LETTER OF THE DAY - I’m a kidnapped Claro-Digicel customer
Published:Sunday | January 15, 2012 | 12:00 AM
THE EDITOR, Sir:
The Government has allowed Digicel to kidnap my mobile phone service. As a businessman, I note with much shock and disappointment the action on the part of the Government and Digicel in what is now the ‘takeover’ of the Claro network.
Let me state that although I was once a Digicel customer when it first entered the market, since then I terminated that relationship. I was not interested in doing business with Digicel. You can then imagine my extreme objection to the fact that I am now corralled and forced to be part of this network of which I wanted no part.
The way I understand it is that the initial conditions to which the then PM Golding assented, that Digicel operate the Claro network independently, was subsequently changed by his successor, PM Holness.
At the time of the announcement that the ‘takeover’ was now complete, Digicel suggested that its acquiring Claro was good for Jamaica. I disagree.
The basis of my disagreement is this – it will now cost me more money to make calls to my other Claro (now Digicel) numbers and to LIME numbers. With my Claro deal, I had a closed-user-group (CUG) plan with approximately 20 persons. This provided my business with significant savings, which is the reason I took the plan in the first place.
The breakdown
I will break it down for you. As a Claro customer, I paid $4 per minute to make a Claro-to-Claro (out-of-CUG) call, $5 per minute to call LIME and Flow phones, and $10 per minute to call Digicel phones.

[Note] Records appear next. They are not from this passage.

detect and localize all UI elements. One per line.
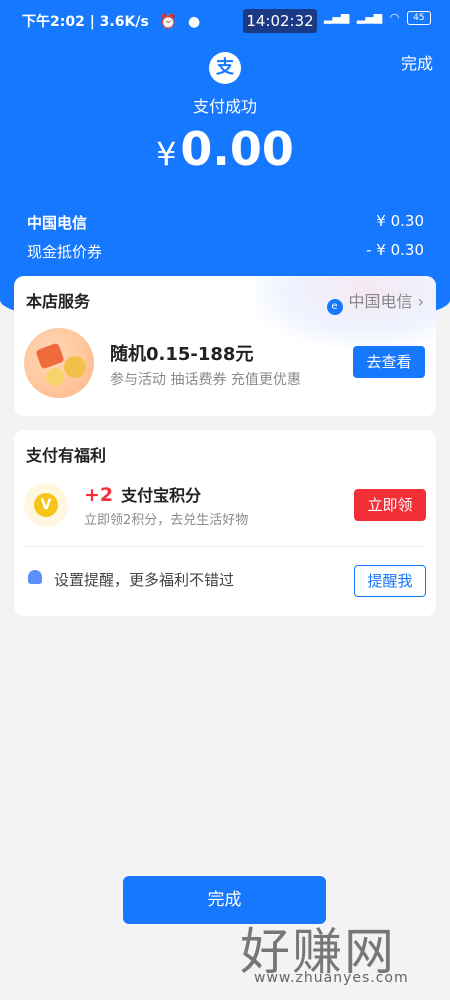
- points-coin-icon: V: [24, 483, 68, 527]
- wifi-icon: ◠: [389, 11, 400, 24]
- payment-amount: ¥0.00: [0, 122, 450, 176]
- currency-symbol: ¥: [156, 135, 177, 173]
- status-left-text: 下午2:02 | 3.6K/s: [22, 14, 149, 30]
- breakdown-value: ¥ 0.30: [376, 212, 424, 230]
- view-promo-button[interactable]: 去查看: [353, 346, 425, 378]
- breakdown-label: 中国电信: [27, 214, 88, 232]
- divider: [24, 546, 426, 547]
- amount-value: 0.00: [180, 122, 294, 176]
- status-left: 下午2:02 | 3.6K/s ⏰ ●: [22, 11, 200, 31]
- china-telecom-icon: e: [326, 299, 343, 315]
- store-service-title: 本店服务: [26, 292, 91, 311]
- chevron-right-icon: ›: [412, 292, 424, 311]
- alarm-icon: ⏰: [159, 14, 178, 30]
- status-time: 14:02:32: [243, 9, 317, 33]
- points-amount: +2: [84, 484, 114, 506]
- remind-me-button[interactable]: 提醒我: [354, 565, 426, 597]
- bell-icon: [28, 570, 42, 584]
- promo-subtitle: 参与活动 抽话费券 充值更优惠: [110, 372, 301, 388]
- signal-icon: ▂▄▆: [324, 11, 350, 24]
- merchant-name: 中国电信: [348, 292, 413, 311]
- claim-points-button[interactable]: 立即领: [354, 489, 426, 521]
- battery-icon: 45: [406, 11, 431, 25]
- watermark: 好赚网 www.zhuanyes.com: [240, 912, 440, 992]
- alipay-logo-icon: 支: [209, 52, 241, 84]
- remind-text: 设置提醒，更多福利不错过: [54, 571, 235, 589]
- promo-title: 随机0.15-188元: [110, 344, 254, 365]
- store-service-card: 本店服务 e 中国电信 › 随机0.15-188元 参与活动 抽话费券 充值更优惠…: [14, 276, 436, 416]
- points-label: 支付宝积分: [121, 486, 202, 505]
- breakdown-row: 现金抵价券 - ¥ 0.30: [27, 241, 424, 262]
- status-bar: 下午2:02 | 3.6K/s ⏰ ● 14:02:32 ▂▄▆ ▂▄▆ ◠ 4…: [0, 0, 450, 40]
- breakdown-label: 现金抵价券: [27, 243, 103, 261]
- promo-coupon-icon: [24, 328, 94, 398]
- points-subtitle: 立即领2积分，去兑生活好物: [84, 513, 249, 528]
- benefits-card: 支付有福利 V +2 支付宝积分 立即领2积分，去兑生活好物 立即领 设置提醒，更…: [14, 430, 436, 616]
- payment-status: 支付成功: [192, 97, 257, 116]
- merchant-link[interactable]: e 中国电信 ›: [326, 288, 424, 315]
- breakdown-value: - ¥ 0.30: [366, 241, 424, 259]
- status-right: ▂▄▆ ▂▄▆ ◠ 45: [324, 11, 435, 25]
- signal-icon-2: ▂▄▆: [356, 11, 383, 24]
- points-title: +2 支付宝积分: [84, 482, 201, 506]
- breakdown-row: 中国电信 ¥ 0.30: [27, 212, 424, 233]
- wechat-icon: ●: [187, 14, 201, 30]
- watermark-url: www.zhuanyes.com: [254, 970, 409, 986]
- done-link[interactable]: 完成: [401, 50, 433, 74]
- benefits-title: 支付有福利: [26, 446, 107, 465]
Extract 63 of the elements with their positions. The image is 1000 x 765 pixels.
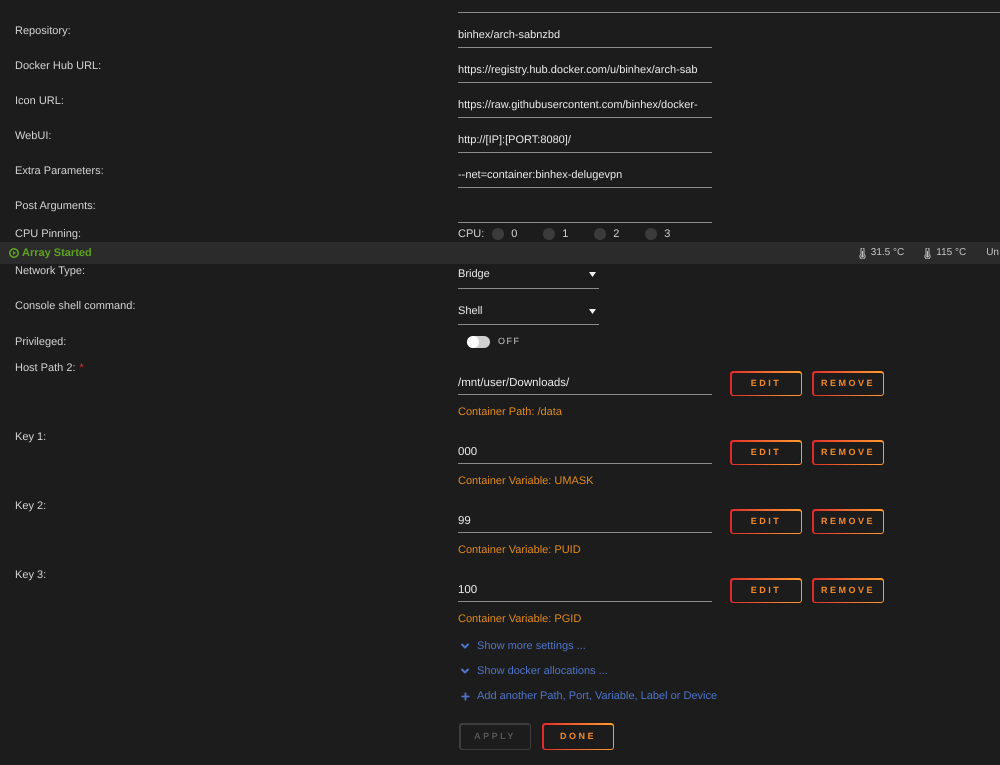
core-checkbox[interactable] [543,228,556,240]
field-label: Post Arguments: [15,199,96,213]
array-status: Array Started [22,246,92,260]
edit-button[interactable]: EDIT [730,371,802,396]
field-label: Repository: [15,24,71,38]
field-label: Console shell command: [15,299,136,313]
edit-button[interactable]: EDIT [730,578,802,603]
select-field[interactable]: Shell [458,300,599,325]
field-label: Docker Hub URL: [15,59,102,73]
toggle-state: OFF [498,335,520,348]
expand-link[interactable]: Show docker allocations ... [458,664,608,678]
core-number: 2 [613,228,620,240]
field-label: Key 1: [15,430,46,444]
select-field[interactable]: Bridge [458,264,599,289]
remove-button[interactable]: REMOVE [812,440,884,465]
core-number: 0 [511,228,518,240]
field-label: WebUI: [15,129,52,143]
core-checkbox[interactable] [492,228,504,240]
input-field[interactable]: 100 [458,578,712,602]
play-circle-icon [9,248,19,258]
edit-button[interactable]: EDIT [730,440,802,465]
edit-button[interactable]: EDIT [730,509,802,534]
input-field[interactable]: https://raw.githubusercontent.com/binhex/docker- [458,94,712,118]
core-checkbox[interactable] [594,228,606,240]
caret-icon [589,272,596,277]
thermometer-icon [858,248,866,258]
container-note: Container Variable: PGID [458,612,582,626]
field-label: Host Path 2: [15,361,76,375]
thermometer-icon [924,248,932,258]
remove-button[interactable]: REMOVE [812,578,884,603]
core-number: 3 [664,228,670,240]
expand-link[interactable]: Show more settings ... [458,639,586,653]
status-text: Un [986,246,1000,260]
input-field[interactable]: binhex/arch-sabnzbd [458,24,712,48]
temperature-reading: 115 °C [936,246,966,260]
field-label: Icon URL: [15,94,64,108]
container-note: Container Variable: UMASK [458,474,594,488]
input-field[interactable]: https://registry.hub.docker.com/u/binhex/arch-sab [458,59,712,83]
field-label: Extra Parameters: [15,164,104,178]
input-field[interactable]: /mnt/user/Downloads/ [458,371,712,395]
remove-button[interactable]: REMOVE [812,371,884,396]
done-button[interactable]: DONE [542,723,614,750]
core-checkbox[interactable] [645,228,658,240]
add-link[interactable]: Add another Path, Port, Variable, Label or Device [458,689,718,703]
temperature-reading: 31.5 °C [870,246,904,260]
field-label: Key 3: [15,568,46,582]
input-field[interactable]: 99 [458,509,712,533]
cpu-label: CPU: [458,228,484,240]
field-label: Network Type: [15,264,86,278]
field-label: CPU Pinning: [15,228,82,240]
input-field[interactable]: http://[IP]:[PORT:8080]/ [458,129,712,153]
remove-button[interactable]: REMOVE [812,509,884,534]
required-mark: * [80,361,84,375]
core-number: 1 [562,228,568,240]
input-field[interactable]: 000 [458,440,712,464]
container-note: Container Path: /data [458,405,562,419]
toggle-switch[interactable] [467,336,490,348]
field-label: Key 2: [15,499,46,513]
input-field[interactable]: --net=container:binhex-delugevpn [458,164,712,188]
field-label: Privileged: [15,335,66,349]
container-note: Container Variable: PUID [458,543,581,557]
plus-icon [460,690,471,702]
caret-icon [589,309,596,314]
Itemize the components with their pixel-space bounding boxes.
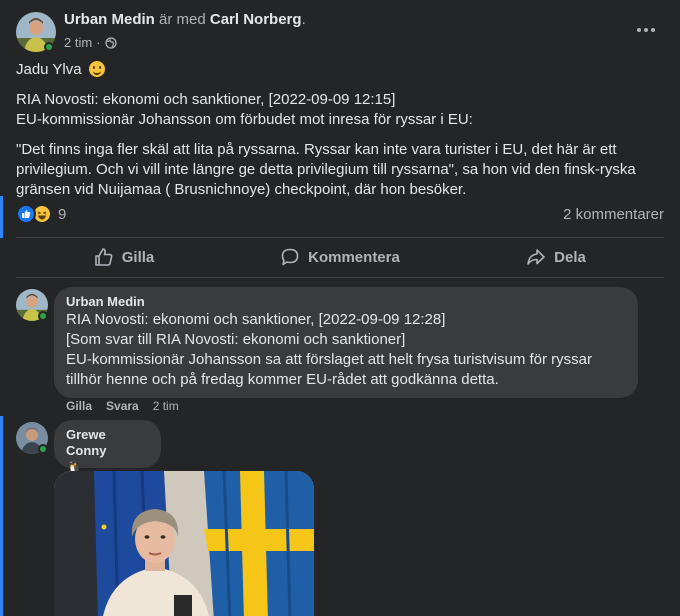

Now as a kidnapped Digicel customer, I will pay $10/$8 per minute (peak and off-peak) for Digicel-to-Digicel calls and $14/$13.80 (peak and off-peak) to call LIME phones. I object that I am now being asked to pay more for the same service, with a network that was not my preference. This is extortion.
Digicel’s customers may not be aware, or even care that they pay this much for their calls, but I do. It is an operational saving for my business that has now been eroded by this decision.
I have to make the point that Digicel cannot determine that most of my friends are on its network, suggesting to me that it is, therefore, better for me. That is presumptuous and completely unacceptable.
I was of the view that with the advent of the liberalisation of the telecoms sector, I would have choices. I made a choice to be with a network that I felt was most beneficial to my needs. Yet the Government has allowed me to be kidnapped by Digicel – a network I did not choose.